Anstatt mal einen ordentlichen Schreibstil auf's Parkett zu legen, beschäftigt sich die Autorin damit, nach allerlei delikaten Speisen und teuren Weinen zu googeln und diese dann dem Leser auf möglichst vielen Seiten wie Pfeffer in die Augen zu streuen.
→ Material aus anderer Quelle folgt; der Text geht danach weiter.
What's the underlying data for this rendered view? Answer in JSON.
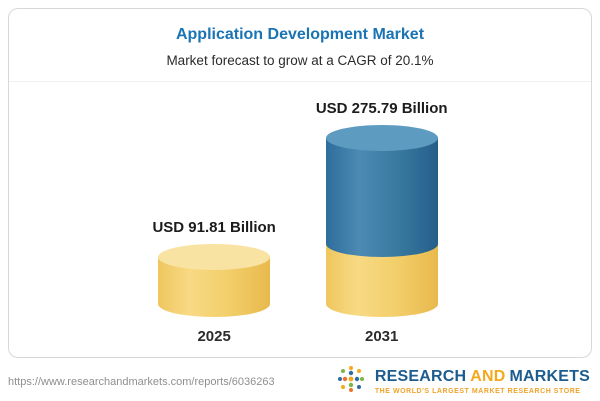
{
  "header": {
    "title": "Application Development Market",
    "subtitle": "Market forecast to grow at a CAGR of 20.1%"
  },
  "chart_data": {
    "type": "bar",
    "title": "Application Development Market",
    "subtitle": "Market forecast to grow at a CAGR of 20.1%",
    "unit": "USD Billion",
    "categories": [
      "2025",
      "2031"
    ],
    "values": [
      91.81,
      275.79
    ],
    "value_labels": [
      "USD 91.81 Billion",
      "USD 275.79 Billion"
    ],
    "cagr_pct": 20.1,
    "legend": "none",
    "grid": "off",
    "colors": {
      "bar_2025": "#f3cf6b",
      "bar_2031_upper": "#3579a8",
      "bar_2031_lower": "#f3cf6b",
      "title_accent": "#1a74b4"
    }
  },
  "footer": {
    "url": "https://www.researchandmarkets.com/reports/6036263",
    "logo": {
      "word1": "RESEARCH",
      "word2": "AND",
      "word3": "MARKETS",
      "tagline": "THE WORLD'S LARGEST MARKET RESEARCH STORE"
    }
  }
}
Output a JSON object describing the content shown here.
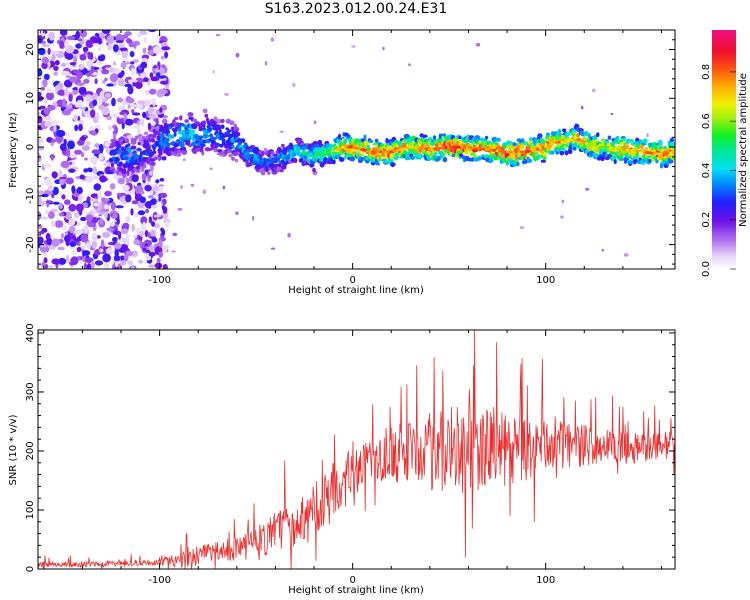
{
  "title": "S163.2023.012.00.24.E31",
  "colors": {
    "snr_line": "#ee2e2e",
    "frame": "#000000"
  },
  "chart_data": [
    {
      "type": "heatmap",
      "title": "S163.2023.012.00.24.E31",
      "xlabel": "Height of straight line (km)",
      "ylabel": "Frequency (Hz)",
      "xlim": [
        -163,
        167
      ],
      "ylim": [
        -25,
        24
      ],
      "xticks": [
        -100,
        0,
        100
      ],
      "yticks": [
        -20,
        -10,
        0,
        10,
        20
      ],
      "colorbar": {
        "label": "Normalized spectral amplitude",
        "range": [
          0,
          0.97
        ],
        "ticks": [
          0.0,
          0.2,
          0.4,
          0.6,
          0.8
        ],
        "colormap": "white-purple-blue-cyan-green-yellow-red-pink"
      },
      "description_points": {
        "noise_region_x": [
          -163,
          -100
        ],
        "signal_track": {
          "x": [
            -125,
            -115,
            -105,
            -100,
            -95,
            -90,
            -85,
            -80,
            -75,
            -70,
            -65,
            -60,
            -55,
            -50,
            -45,
            -40,
            -35,
            -30,
            -25,
            -20,
            -15,
            -10,
            -5,
            0,
            10,
            20,
            30,
            40,
            50,
            60,
            70,
            80,
            90,
            100,
            105,
            110,
            115,
            120,
            125,
            130,
            140,
            150,
            160,
            167
          ],
          "y": [
            -2,
            -2,
            -1,
            1,
            2,
            2,
            3,
            2,
            3,
            2,
            2,
            1,
            -1,
            -2,
            -3,
            -3,
            -2,
            -1,
            -1,
            -2,
            -1,
            -1,
            0,
            0,
            -1,
            -1,
            0,
            -0.5,
            0,
            0,
            -0.5,
            -1,
            -1,
            0,
            1,
            1,
            2,
            1,
            0,
            0,
            -0.5,
            -1,
            -1.5,
            -1
          ],
          "peak_amplitude": [
            0.3,
            0.4,
            0.3,
            0.35,
            0.4,
            0.4,
            0.45,
            0.4,
            0.4,
            0.35,
            0.35,
            0.4,
            0.45,
            0.4,
            0.35,
            0.35,
            0.4,
            0.45,
            0.5,
            0.6,
            0.6,
            0.7,
            0.8,
            0.9,
            0.9,
            0.9,
            0.8,
            0.9,
            0.95,
            0.9,
            0.85,
            0.9,
            0.9,
            0.85,
            0.9,
            0.8,
            0.85,
            0.8,
            0.75,
            0.7,
            0.8,
            0.85,
            0.9,
            0.85
          ]
        }
      }
    },
    {
      "type": "line",
      "xlabel": "Height of straight line (km)",
      "ylabel": "SNR (10 * v/v)",
      "xlim": [
        -163,
        167
      ],
      "ylim": [
        0,
        405
      ],
      "xticks": [
        -100,
        0,
        100
      ],
      "yticks": [
        0,
        100,
        200,
        300,
        400
      ],
      "series": [
        {
          "envelope": {
            "x": [
              -163,
              -140,
              -120,
              -100,
              -90,
              -85,
              -80,
              -70,
              -60,
              -50,
              -40,
              -30,
              -20,
              -10,
              0,
              5,
              10,
              20,
              30,
              40,
              50,
              60,
              70,
              80,
              90,
              100,
              110,
              120,
              130,
              140,
              150,
              160,
              167
            ],
            "base": [
              8,
              8,
              9,
              12,
              15,
              20,
              22,
              28,
              35,
              45,
              60,
              80,
              100,
              130,
              160,
              175,
              185,
              195,
              200,
              200,
              200,
              200,
              205,
              200,
              200,
              210,
              210,
              210,
              210,
              205,
              205,
              210,
              210
            ],
            "spread": [
              10,
              10,
              10,
              12,
              25,
              50,
              40,
              40,
              50,
              60,
              80,
              90,
              100,
              110,
              90,
              80,
              90,
              110,
              130,
              150,
              170,
              160,
              150,
              140,
              120,
              100,
              90,
              80,
              70,
              60,
              55,
              55,
              55
            ]
          }
        }
      ]
    }
  ]
}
Hätte sie mal besser ihre Zeit in einen anständigen Schreibkurs investiert, ließen sich die 600 Seiten vielleicht auch ohne Schlafattacken lesen.

Fazit:
Ich wurde tatsächlich nicht mehr so oft aggressiv, wie beim ersten Buch. Vielleicht habe ich auch mehr überblättert oder bin mittlerweile desensibilisiert. Null Logik, null Entwicklung der beiden Charaktere, null Spannung. An einigen Stellen tatsächlich süß geschrieben – aber bitte, muss man dann diese Szenen endlos wiederholen? Wenn man ewig an dem Kaugummi kaut, wird er auch nicht besser…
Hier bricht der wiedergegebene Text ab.